Regia di Sophie Lellouche vedi scheda film
Paris-Manhattan è l'esordio della Lellouche in lungometraggio, una commedia sentimentale con incorporato lieto fine 'agrodolce' (solo quando saremo venuti a patto con noi stessi potremo accettare gli altri; solo quando usciremo dalla fantasia potremo affrontare la realtà) e alleniano a oltranza, caratteristica quest'ultima d'altronde dilagante lungo tutto il film.

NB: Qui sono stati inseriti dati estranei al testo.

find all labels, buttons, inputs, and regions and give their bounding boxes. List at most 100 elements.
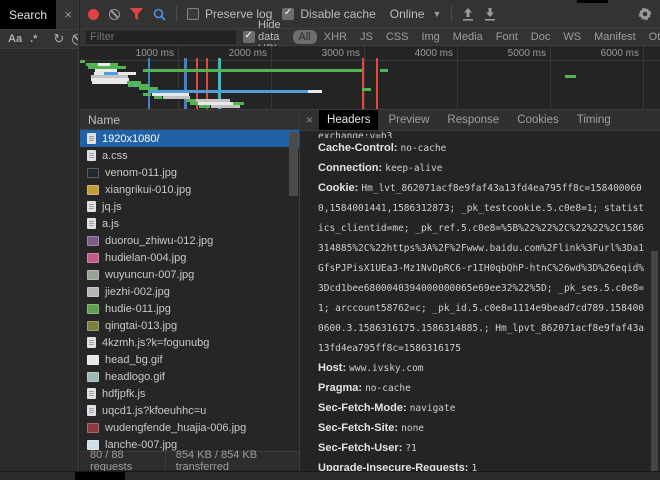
load-event-line bbox=[376, 58, 378, 109]
image-thumbnail-icon bbox=[87, 321, 99, 331]
header-name: Cookie: bbox=[318, 182, 361, 194]
request-row[interactable]: jq.js bbox=[80, 198, 299, 215]
image-thumbnail-icon bbox=[87, 355, 99, 365]
chevron-down-icon[interactable]: ▼ bbox=[432, 9, 441, 19]
filter-chip-doc[interactable]: Doc bbox=[525, 30, 557, 44]
close-details-icon[interactable]: × bbox=[302, 113, 317, 127]
search-icon[interactable] bbox=[153, 8, 166, 21]
name-column-header[interactable]: Name bbox=[80, 110, 299, 130]
request-row[interactable]: a.js bbox=[80, 215, 299, 232]
filter-input[interactable] bbox=[86, 31, 236, 44]
hide-data-urls-checkbox[interactable] bbox=[243, 31, 255, 43]
header-name: Host: bbox=[318, 362, 349, 374]
clipped-header-line: xml;q=0.9,image/webp,image/apng,*/*;q=0.… bbox=[318, 131, 646, 138]
request-row[interactable]: venom-011.jpg bbox=[80, 164, 299, 181]
clear-search-icon[interactable] bbox=[72, 34, 78, 45]
document-icon bbox=[87, 201, 96, 212]
ruler-tick-label: 2000 ms bbox=[229, 48, 271, 59]
request-row[interactable]: hdfjpfk.js bbox=[80, 385, 299, 402]
disable-cache-label: Disable cache bbox=[300, 7, 375, 21]
header-value: keep-alive bbox=[385, 163, 442, 174]
headers-content[interactable]: xml;q=0.9,image/webp,image/apng,*/*;q=0.… bbox=[300, 131, 660, 478]
filter-chip-all[interactable]: All bbox=[293, 30, 317, 44]
request-row[interactable]: head_bg.gif bbox=[80, 351, 299, 368]
import-har-icon[interactable] bbox=[462, 8, 474, 21]
header-entry: Cache-Control: no-cache bbox=[318, 138, 646, 158]
toolbar-separator bbox=[176, 6, 177, 22]
header-name: Pragma: bbox=[318, 382, 365, 394]
request-name: jiezhi-002.jpg bbox=[105, 286, 170, 298]
header-value: no-cache bbox=[401, 143, 447, 154]
regex-button[interactable]: .* bbox=[30, 33, 37, 45]
request-name: xiangrikui-010.jpg bbox=[105, 184, 191, 196]
ruler-gridline bbox=[457, 46, 458, 109]
request-row[interactable]: wuyuncun-007.jpg bbox=[80, 266, 299, 283]
request-row[interactable]: 1920x1080/ bbox=[80, 130, 299, 147]
request-row[interactable]: a.css bbox=[80, 147, 299, 164]
tab-search[interactable]: Search bbox=[0, 0, 56, 29]
status-bar: 80 / 88 requests 854 KB / 854 KB transfe… bbox=[80, 451, 299, 470]
tab-headers[interactable]: Headers bbox=[319, 110, 378, 130]
filter-chip-media[interactable]: Media bbox=[447, 30, 489, 44]
request-row[interactable]: wudengfende_huajia-006.jpg bbox=[80, 419, 299, 436]
header-value: ?1 bbox=[405, 443, 416, 454]
filter-chip-img[interactable]: Img bbox=[415, 30, 445, 44]
request-row[interactable]: lanche-007.jpg bbox=[80, 436, 299, 451]
request-name: 1920x1080/ bbox=[102, 133, 160, 145]
export-har-icon[interactable] bbox=[484, 8, 496, 21]
filter-chip-font[interactable]: Font bbox=[490, 30, 524, 44]
throttling-select[interactable]: Online bbox=[390, 7, 425, 21]
request-row[interactable]: hudielan-004.jpg bbox=[80, 249, 299, 266]
filter-chip-manifest[interactable]: Manifest bbox=[588, 30, 642, 44]
request-row[interactable]: xiangrikui-010.jpg bbox=[80, 181, 299, 198]
requests-scrollbar[interactable] bbox=[289, 132, 298, 196]
header-name: Sec-Fetch-Site: bbox=[318, 422, 401, 434]
ruler-gridline bbox=[178, 46, 179, 109]
clear-requests-icon[interactable] bbox=[109, 9, 120, 20]
settings-gear-icon[interactable] bbox=[638, 7, 652, 21]
network-toolbar: Preserve log Disable cache Online ▼ bbox=[80, 0, 660, 29]
ruler-gridline bbox=[364, 46, 365, 109]
load-event-line bbox=[362, 58, 364, 109]
waterfall-bar bbox=[154, 96, 162, 99]
filter-chip-js[interactable]: JS bbox=[354, 30, 379, 44]
details-tabbar: × HeadersPreviewResponseCookiesTiming bbox=[300, 110, 660, 131]
network-overview[interactable]: 1000 ms2000 ms3000 ms4000 ms5000 ms6000 … bbox=[80, 46, 660, 110]
image-thumbnail-icon bbox=[87, 423, 99, 433]
header-name: Connection: bbox=[318, 162, 385, 174]
tab-timing[interactable]: Timing bbox=[569, 110, 619, 130]
match-case-button[interactable]: Aa bbox=[8, 33, 22, 45]
document-icon bbox=[87, 150, 96, 161]
request-row[interactable]: 4kzmh.js?k=fogunubg bbox=[80, 334, 299, 351]
filter-chip-other[interactable]: Other bbox=[643, 30, 660, 44]
waterfall-bar bbox=[199, 105, 210, 108]
filter-chip-xhr[interactable]: XHR bbox=[318, 30, 353, 44]
close-search-icon[interactable]: × bbox=[64, 7, 72, 22]
request-name: uqcd1.js?kfoeuhhc=u bbox=[102, 405, 206, 417]
request-row[interactable]: jiezhi-002.jpg bbox=[80, 283, 299, 300]
disable-cache-checkbox[interactable] bbox=[282, 8, 294, 20]
search-drawer: Search × Aa .* ↻ bbox=[0, 0, 79, 480]
ruler-tick-label: 4000 ms bbox=[415, 48, 457, 59]
resource-type-filters: AllXHRJSCSSImgMediaFontDocWSManifestOthe… bbox=[293, 30, 660, 44]
refresh-icon[interactable]: ↻ bbox=[53, 34, 64, 44]
request-row[interactable]: qingtai-013.jpg bbox=[80, 317, 299, 334]
request-row[interactable]: uqcd1.js?kfoeuhhc=u bbox=[80, 402, 299, 419]
image-thumbnail-icon bbox=[87, 168, 99, 178]
preserve-log-checkbox[interactable] bbox=[187, 8, 199, 20]
header-value: no-cache bbox=[365, 383, 411, 394]
image-thumbnail-icon bbox=[87, 253, 99, 263]
tab-cookies[interactable]: Cookies bbox=[509, 110, 567, 130]
filter-chip-ws[interactable]: WS bbox=[557, 30, 587, 44]
request-row[interactable]: duorou_zhiwu-012.jpg bbox=[80, 232, 299, 249]
tab-preview[interactable]: Preview bbox=[380, 110, 437, 130]
request-row[interactable]: hudie-011.jpg bbox=[80, 300, 299, 317]
bottom-black-block bbox=[75, 472, 125, 480]
details-scrollbar[interactable] bbox=[651, 251, 658, 476]
image-thumbnail-icon bbox=[87, 270, 99, 280]
tab-response[interactable]: Response bbox=[439, 110, 507, 130]
request-row[interactable]: headlogo.gif bbox=[80, 368, 299, 385]
filter-chip-css[interactable]: CSS bbox=[380, 30, 415, 44]
filter-funnel-icon[interactable] bbox=[130, 8, 143, 20]
record-button[interactable] bbox=[88, 9, 99, 20]
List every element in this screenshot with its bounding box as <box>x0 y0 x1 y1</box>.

Perfino la durata (75 minuti circa) è quella standard dell'Allen degli anni '70/'80, così come le musiche jazzate (forte presenza di Cole Porter), certe trovate surreali (l'antifurto che spara cloroformio) e tanto altro ricorda prepotentemente il genio newyorchese, che deve avere apprezzato l'omaggio: compare infatti, non accreditato, nei minuti finali e peraltro in un ruolo da deus ex machina assolutamente alleniano: in quattro battute risolve i nodi centrali della storia e l'avvia verso il lieto fine (va comunque fatto notare che non dev'essere stato un cameo molto impegnativo, poichè proprio in quei giorni il regista americano era in Francia per girare Midnight in Paris). In sostanza la Lellouche debutta in maniera atipica, non tanto parlando di sè come la gran parte degli esordienti, ma omaggiando i suoi punti di riferimento; se il lavoro in sè può sembrare quindi poco personale e troppo Allen-dipendente, comunque non si possono non rilevare la consistenza e la tenuta del materiale narrativo (sceneggiatura della stessa regista), adeguatamente servito da interpretazioni tutte all'altezza (in particolare bravissimo è Patrick Bruel). Una pecca: forse le caratterizzazioni dei personaggi, a parte quelli della protagonista Alice Taglioni e di Bruel stesso, potevano essere approfondite. 5/10.
Alice, farmacista sulla trentina, fatica a trovare l'uomo giusto: forse ha troppe pretese o forse, semplicemente, vive nella fantasia. Il suo ideale maschile, infatti, è Woody Allen, di cui conosce a memoria ogni film e con il poster del quale, in camera sua, Alice dialoga quotidianamente.